Racha no bolsonarismo: Flávio Bolsonaro nega briga com Michelle, mas tensão expõe disputa interna por 2026

O senador Flávio Bolsonaro (PL-RJ) negou, nesta quinta-feira (26), que esteja em conflito com a ex-primeira-dama Michelle Bolsonaro e afirmou que ambos vão trabalhar juntos nas eleições de 2026, em meio a uma crise pública que expõe um racha no clã Bolsonaro e no Partido Liberal (PL) sobre a sucessão presidencial e as estratégias eleitorais para o próximo pleito. A declaração ocorre após uma série de manifestações públicas que revelaram tensões internas, com Michelle criticando abertamente ‘negociatas’ e Flávio defendendo composições políticas regionais, enquanto o ex-presidente Jair Bolsonaro (PL) enfrenta inelegibilidade e o partido busca unidade para 2026.

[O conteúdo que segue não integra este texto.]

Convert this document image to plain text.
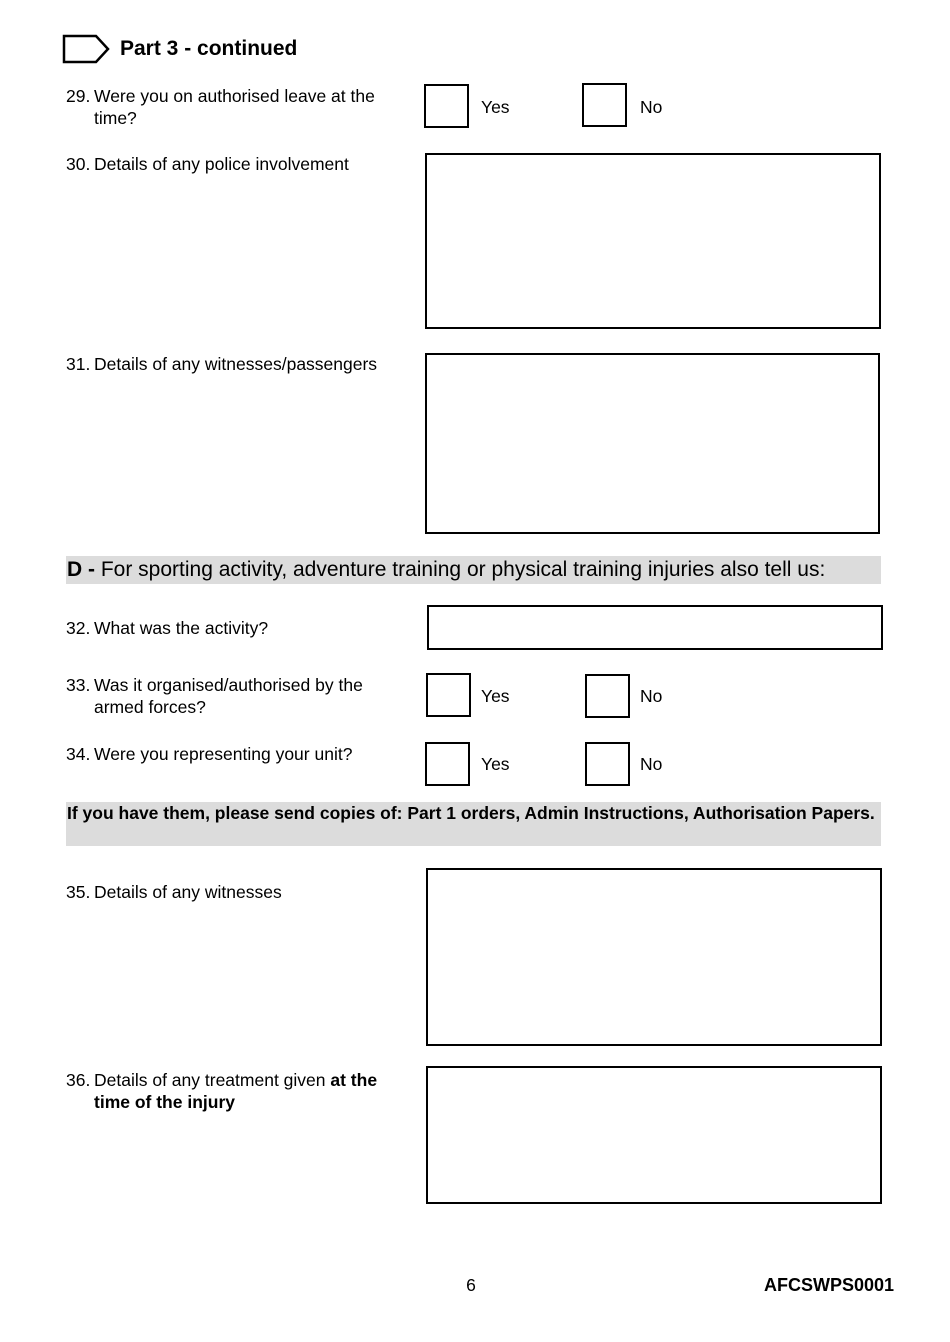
Part 3 - continued
29. Were you on authorised leave at the time?
Yes	No
30. Details of any police involvement
31. Details of any witnesses/passengers
D - For sporting activity, adventure training or physical training injuries also tell us:
32. What was the activity?
33. Was it organised/authorised by the armed forces?
Yes	No
34. Were you representing your unit?	Yes	No
If you have them, please send copies of: Part 1 orders, Admin Instructions, Authorisation Papers.
35. Details of any witnesses
36. Details of any treatment given at the time of the injury
6	AFCSWPS0001
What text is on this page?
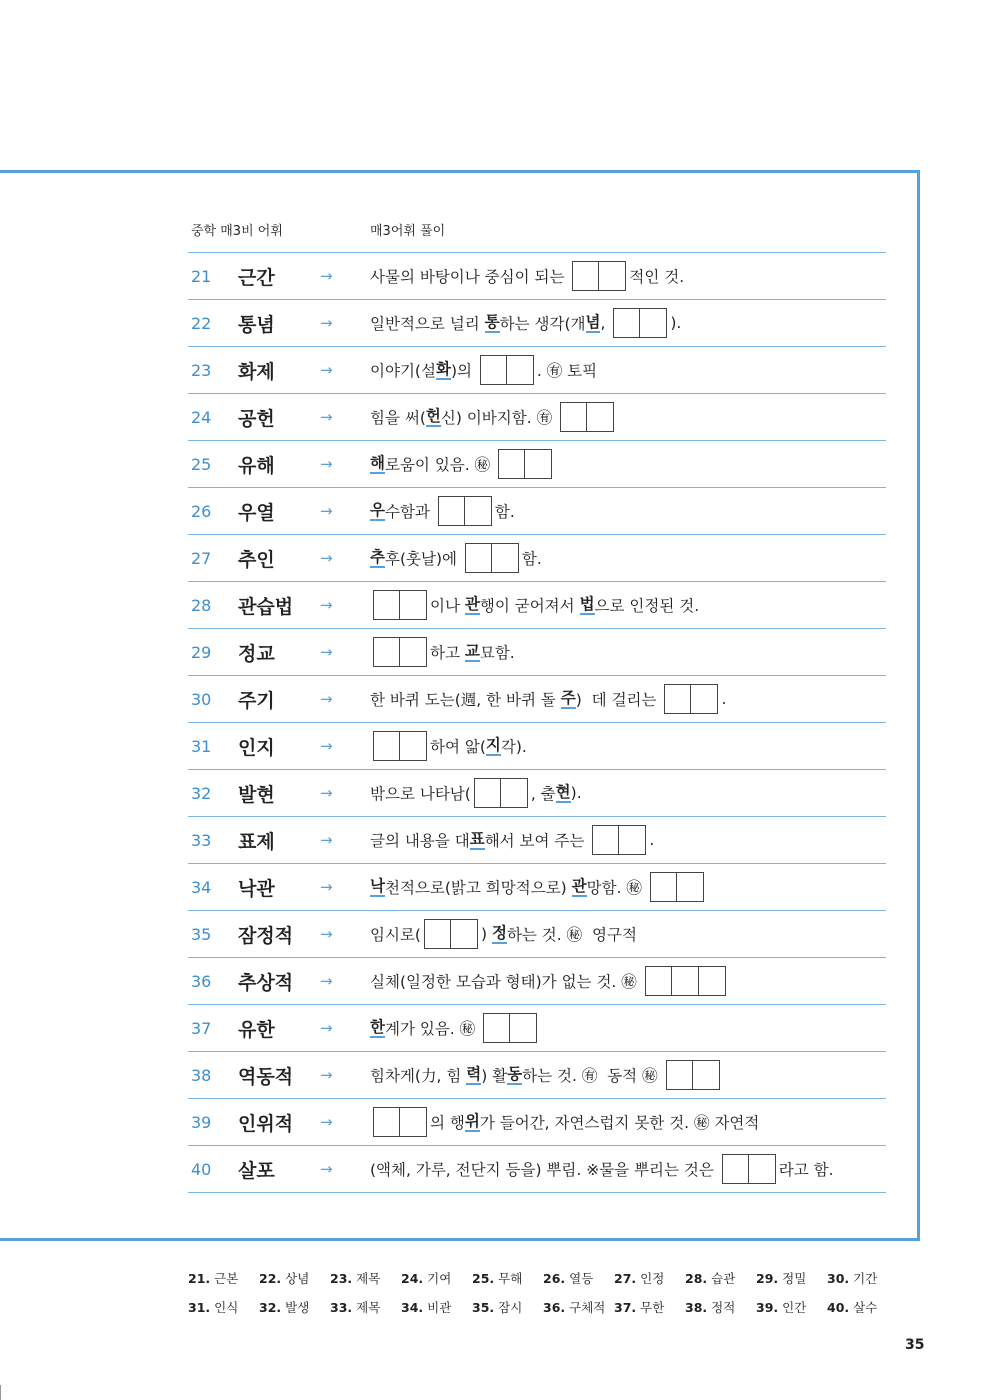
중학 매3비 어휘	매3어휘 풀이
21 근간	→ 사물의 바탕이나 중심이 되는	적인 것.
22 통념	→ 일반적으로 널리 통 하는 생각(개 념 ,	).
23 화제	→ 이야기(설 화 )의	. ㊒ 토픽
24 공헌	→ 힘을 써( 헌 신) 이바지함. ㊒
25 유해	→ 해 로움이 있음. ㊙
26 우열	→ 우 수함과	함.
27 추인	→ 추 후(훗날)에	함.
28 관습법 →	이나 관 행이 굳어져서 법 으로 인정된 것.
29 정교	→	하고 교 묘함.
30 주기	→ 한 바퀴 도는(週, 한 바퀴 돌 주 )  데 걸리는	.
31 인지	→	하여 앎( 지 각).
32 발현	→ 밖으로 나타남(	, 출 현 ).
33 표제	→ 글의 내용을 대 표 해서 보여 주는	.
34 낙관	→ 낙 천적으로(밝고 희망적으로) 관 망함. ㊙
35 잠정적 → 임시로(	) 정 하는 것. ㊙  영구적
36 추상적 → 실체(일정한 모습과 형태)가 없는 것. ㊙
37 유한	→ 한 계가 있음. ㊙
38 역동적 → 힘차게(力, 힘 력 ) 활 동 하는 것. ㊒  동적 ㊙
39 인위적 →	의 행 위 가 들어간, 자연스럽지 못한 것. ㊙ 자연적
40 살포	→ (액체, 가루, 전단지 등을) 뿌림. ※물을 뿌리는 것은	라고 함.
21. 근본	22. 상념	23. 제목	24. 기여	25. 무해	26. 열등	27. 인정	28. 습관	29. 정밀	30. 기간
31. 인식	32. 발생	33. 제목	34. 비관	35. 잠시	36. 구체적 37. 무한	38. 정적	39. 인간	40. 살수
35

A tensão entre os dois ganhou força após Michelle Bolsonaro, em evento no Ceará, agradecer o apoio de aliados e criticar ‘negociatas’ em meio à disputa pelo governo do estado, conforme noticiou o portal Republica do Povo no artigo ‘Ra cha no PL: Girão agradece Michelle e critica ‘negociatas’ em meio a disputa pelo governo do Ceará’. A fala foi interpretada como uma crítica indireta a Flávio, que tem articulado alianças com partidos do centrão para fortalecer a candidatura bolsonarista no estado. Em resposta, Flávio minimizou o atrito e disse que ‘não há briga’ e que ‘vamos trabalhar juntos, como sempre fizemos’.

Panorama político: racha expõe disputa por herança eleitoral

A crise no clã Bolsonaro reflete um embate mais amplo sobre o futuro do bolsonarismo sem Jair Bolsonaro como candidato. Michelle, que tem ganhado protagonismo como possível herdeira política, defende uma linha mais radical e de confronto com o sistema, enquanto Flávio, experiente em articulações no Congresso, busca alianças pragmáticas para viabilizar candidaturas em 2026. O racha foi exposto em uma série de artigos do Republica do Povo, como ‘Crise no clã Bolsonaro: Michelle nega briga com Flávio, mas expõe tensões e rompimento político’ e ‘Crise no bolsonarismo: briga entre Michelle e Flávio expõe racha no PL sobre sucessão presidencial’, que detalham como as divergências sobre estratégias eleitorais e composições políticas para 2026 geraram um racha público.

Em meio à crise, Michelle Bolsonaro já havia negado ‘briga’ com Flávio em nota anterior, mas expôs humilhação e rompimento político, conforme reportagem ‘Racha no clã Bolsonaro: Michelle expõe humilhação e rompimento com Flávio, enquanto família enfrenta disputa interna e inelegibilidade’. A ex-primeira-dama também pediu união para ‘derrotar desgoverno’, em artigo ‘Após atrito público, Michelle Bolsonaro nega ‘briga’ com Flávio e pede união para ‘derrotar desgoverno’’, sinalizando que o racha pode ser contornado, mas as feridas internas permanecem.

O cenário coloca o PL em uma encruzilhada: manter a unidade em torno de Jair Bolsonaro, mesmo inelegível, ou preparar o terreno para uma sucessão que pode dividir a base. Enquanto isso, aliados como o deputado André Fernandes (PL-CE) e o senador Eduardo Girão (Novo-CE) observam de perto as movimentações, que podem definir o rumo da direita no Brasil. A declaração de Flávio, embora conciliatória, não apaga as divergências expostas, e a disputa pelo governo do Ceará serve como termômetro para o que está por vir em 2026.